If we ignore proper motion (and also aberration, which is a smaller annual phenomenon), the rotation of the celestial sphere due to precession (P&N) is a "rigid" rotation. The whole celestial sphere of stars rotates slowly to a new orientation, but the relationships among the stars, the angles between them, the shapes of the constellations, etc. are not changed by precession. Since the sphere of stars is unchanged "internally", a position derived by lines of position built from out-of-date astronomical data can still be a "tight" fix with LOPs crossing in a small area. The fix looks good, but it's in the wrong place. That's why the P&N correction tables in Pub.249 tell us to shift our fix by a certain number of miles in some direction in proportion to the number of years away from the primary date of the tables. The fix is good, and the lines of position from various stars are in their correct relative positions, but the celestial sphere is rotated as a whole.

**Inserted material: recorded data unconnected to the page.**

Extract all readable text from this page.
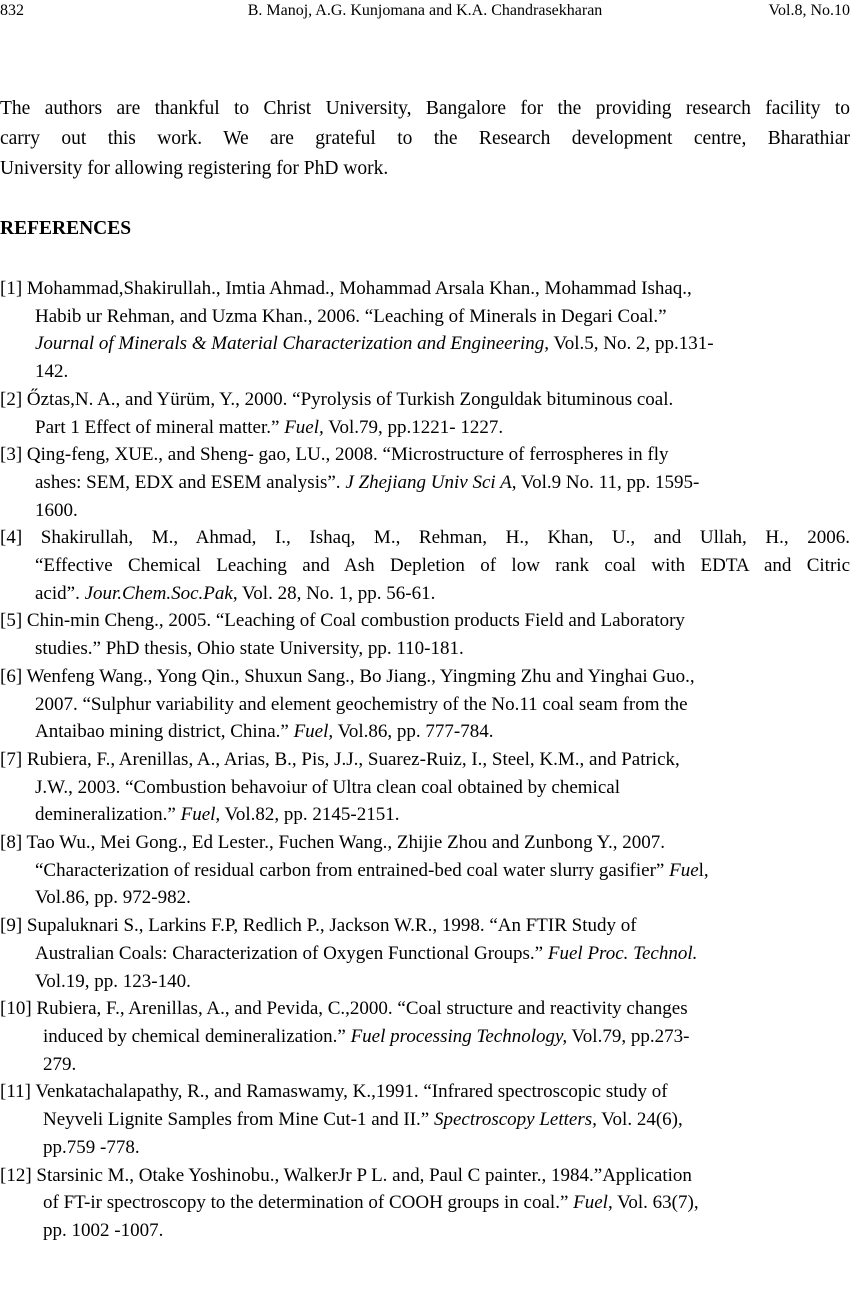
832	B. Manoj, A.G. Kunjomana and K.A. Chandrasekharan	Vol.8, No.10

The authors are thankful to Christ University, Bangalore for the providing research facility to
carry out this work. We are grateful to the Research development centre, Bharathiar
University for allowing registering for PhD work.

REFERENCES

[1] Mohammad,Shakirullah., Imtia Ahmad., Mohammad Arsala Khan., Mohammad Ishaq.,
Habib ur Rehman, and Uzma Khan., 2006. “Leaching of Minerals in Degari Coal.”
Journal of Minerals & Material Characterization and Engineering, Vol.5, No. 2, pp.131-
142.

[2] Őztas,N. A., and Yürüm, Y., 2000. “Pyrolysis of Turkish Zonguldak bituminous coal.
Part 1 Effect of mineral matter.” Fuel, Vol.79, pp.1221- 1227.

[3] Qing-feng, XUE., and Sheng- gao, LU., 2008. “Microstructure of ferrospheres in fly
ashes: SEM, EDX and ESEM analysis”. J Zhejiang Univ Sci A, Vol.9 No. 11, pp. 1595-
1600.

[4] Shakirullah, M., Ahmad, I., Ishaq, M., Rehman, H., Khan, U., and Ullah, H., 2006.
“Effective Chemical Leaching and Ash Depletion of low rank coal with EDTA and Citric
acid”. Jour.Chem.Soc.Pak, Vol. 28, No. 1, pp. 56-61.

[5] Chin-min Cheng., 2005. “Leaching of Coal combustion products Field and Laboratory
studies.” PhD thesis, Ohio state University, pp. 110-181.

[6] Wenfeng Wang., Yong Qin., Shuxun Sang., Bo Jiang., Yingming Zhu and Yinghai Guo.,
2007. “Sulphur variability and element geochemistry of the No.11 coal seam from the
Antaibao mining district, China.” Fuel, Vol.86, pp. 777-784.

[7] Rubiera, F., Arenillas, A., Arias, B., Pis, J.J., Suarez-Ruiz, I., Steel, K.M., and Patrick,
J.W., 2003. “Combustion behavoiur of Ultra clean coal obtained by chemical
demineralization.” Fuel, Vol.82, pp. 2145-2151.

[8] Tao Wu., Mei Gong., Ed Lester., Fuchen Wang., Zhijie Zhou and Zunbong Y., 2007.
“Characterization of residual carbon from entrained-bed coal water slurry gasifier” Fuel,
Vol.86, pp. 972-982.

[9] Supaluknari S., Larkins F.P, Redlich P., Jackson W.R., 1998. “An FTIR Study of
Australian Coals: Characterization of Oxygen Functional Groups.” Fuel Proc. Technol.
Vol.19, pp. 123-140.

[10] Rubiera, F., Arenillas, A., and Pevida, C.,2000. “Coal structure and reactivity changes
induced by chemical demineralization.” Fuel processing Technology, Vol.79, pp.273-
279.

[11] Venkatachalapathy, R., and Ramaswamy, K.,1991. “Infrared spectroscopic study of
Neyveli Lignite Samples from Mine Cut-1 and II.” Spectroscopy Letters, Vol. 24(6),
pp.759 -778.

[12] Starsinic M., Otake Yoshinobu., WalkerJr P L. and, Paul C painter., 1984.”Application
of FT-ir spectroscopy to the determination of COOH groups in coal.” Fuel, Vol. 63(7),
pp. 1002 -1007.
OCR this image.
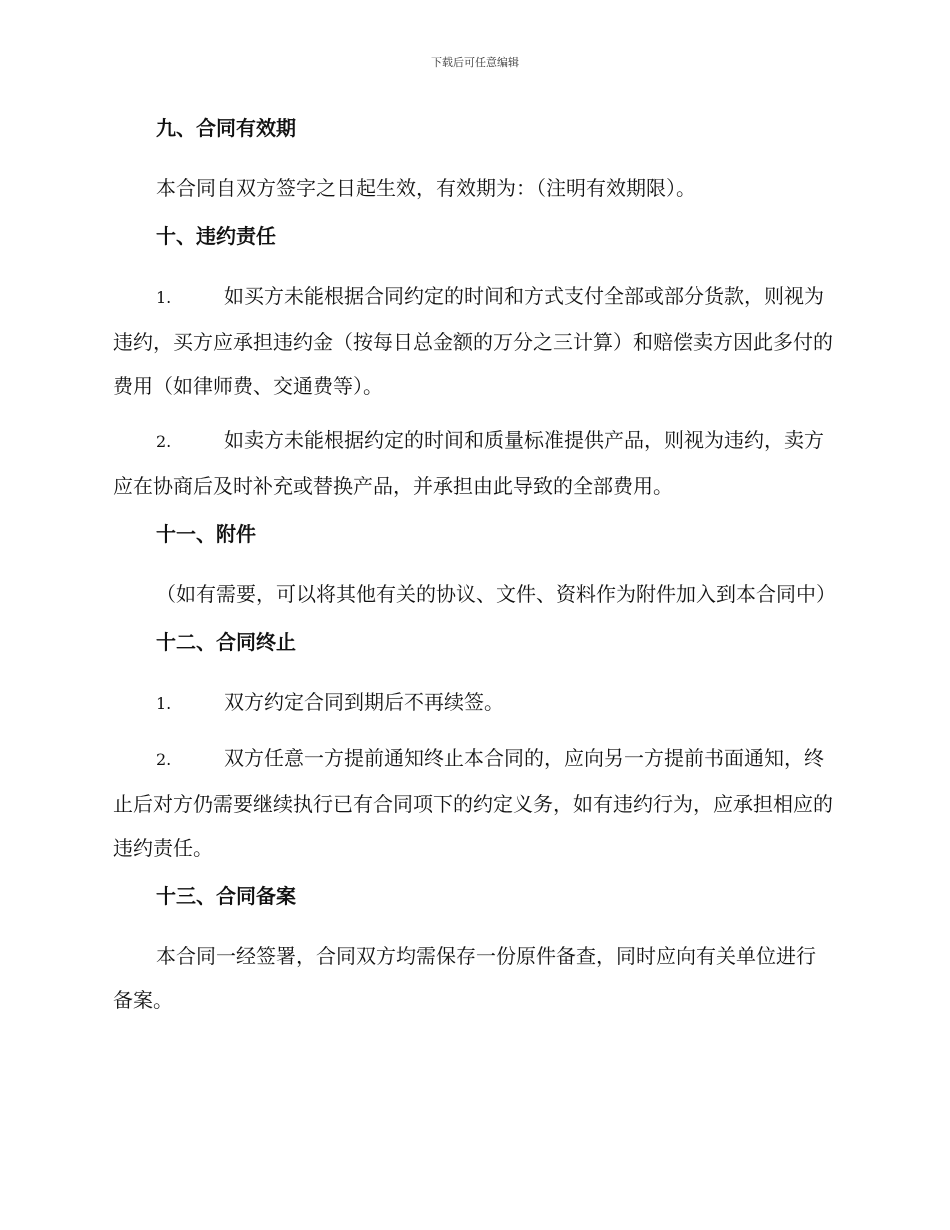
下载后可任意编辑
九、合同有效期

本合同自双方签字之日起生效，有效期为：（注明有效期限）。

十、违约责任

1.	如买方未能根据合同约定的时间和方式支付全部或部分货款，则视为违约，买方应承担违约金（按每日总金额的万分之三计算）和赔偿卖方因此多付的费用（如律师费、交通费等）。

2.	如卖方未能根据约定的时间和质量标准提供产品，则视为违约，卖方应在协商后及时补充或替换产品，并承担由此导致的全部费用。

十一、附件

（如有需要，可以将其他有关的协议、文件、资料作为附件加入到本合同中）

十二、合同终止

1.	双方约定合同到期后不再续签。

2.	双方任意一方提前通知终止本合同的，应向另一方提前书面通知，终止后对方仍需要继续执行已有合同项下的约定义务，如有违约行为，应承担相应的违约责任。

十三、合同备案

本合同一经签署，合同双方均需保存一份原件备查，同时应向有关单位进行备案。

A given edition of Pub.249, like the 2025 edition, can be used for +/-5 years around its primary date, but it's safer to limit this to +/-2.5 years, assuming that a new edition will be available two and a half years before its nominal date. In any case, if the date of the fix is a year or two from the date of the tables, the precession correction should be applied to the fix. Some independent (generally downloadable PDF) versions of Pub.249 Vol.1 are now released annually. For these annual editions, or indeed for a five-year edition within six months of its nominal date, the P&N correction is small enough to be ignored.
Frank Reed
Clockwork Mapping / ReedNavigation.com
Conanicut Island USA
PS: Precession is a rotation of the celestial sphere that grows without limit. We have tables for that? But what about aberration of starlight? Aberration is ignored in Pub.249 Vol.1 as standard practice, but you can visualize the effect of aberration by imagining the celestial sphere as a slightly malleable surface, like a rubber ball with the stars drawn on it. Aberration takes the rubbery surface on which the stars are drawn, grabs it by the middle and squeezes it towards the "dead-ahead" spot in the Earth's motion around the Sun. Stars perpendicular to the dead-ahead/dead-astern axis of the Earth's motion are deflected in the direction of motion (toward the dead-ahead spot by about 20 seconds of arc. If we call the angle from a particular star in the sky to the dead-ahead point, theta, θ, then that star's position is shifted towards the dead-ahead spot by 20·sinθ seconds of arc. So where's dead-ahead? Where is the Earth "going" in its orbit around the Sun? It's helpful to remember that most meteor showers are stronger in the pre-dawn hours because the Earth is then facing "forward" in its orbit. Ignoring orbital eccentricity, which is a very small correction, the dead-ahead spot is in the morning sky 90° away from the Sun right on the ecliptic. Stars are very slightly pushed together towards that spot by aberration on any given date. Similarly in the evening sky, stars are slightly spread away from the dead-astern spot on the ecliptic which is also 90° from the Sun.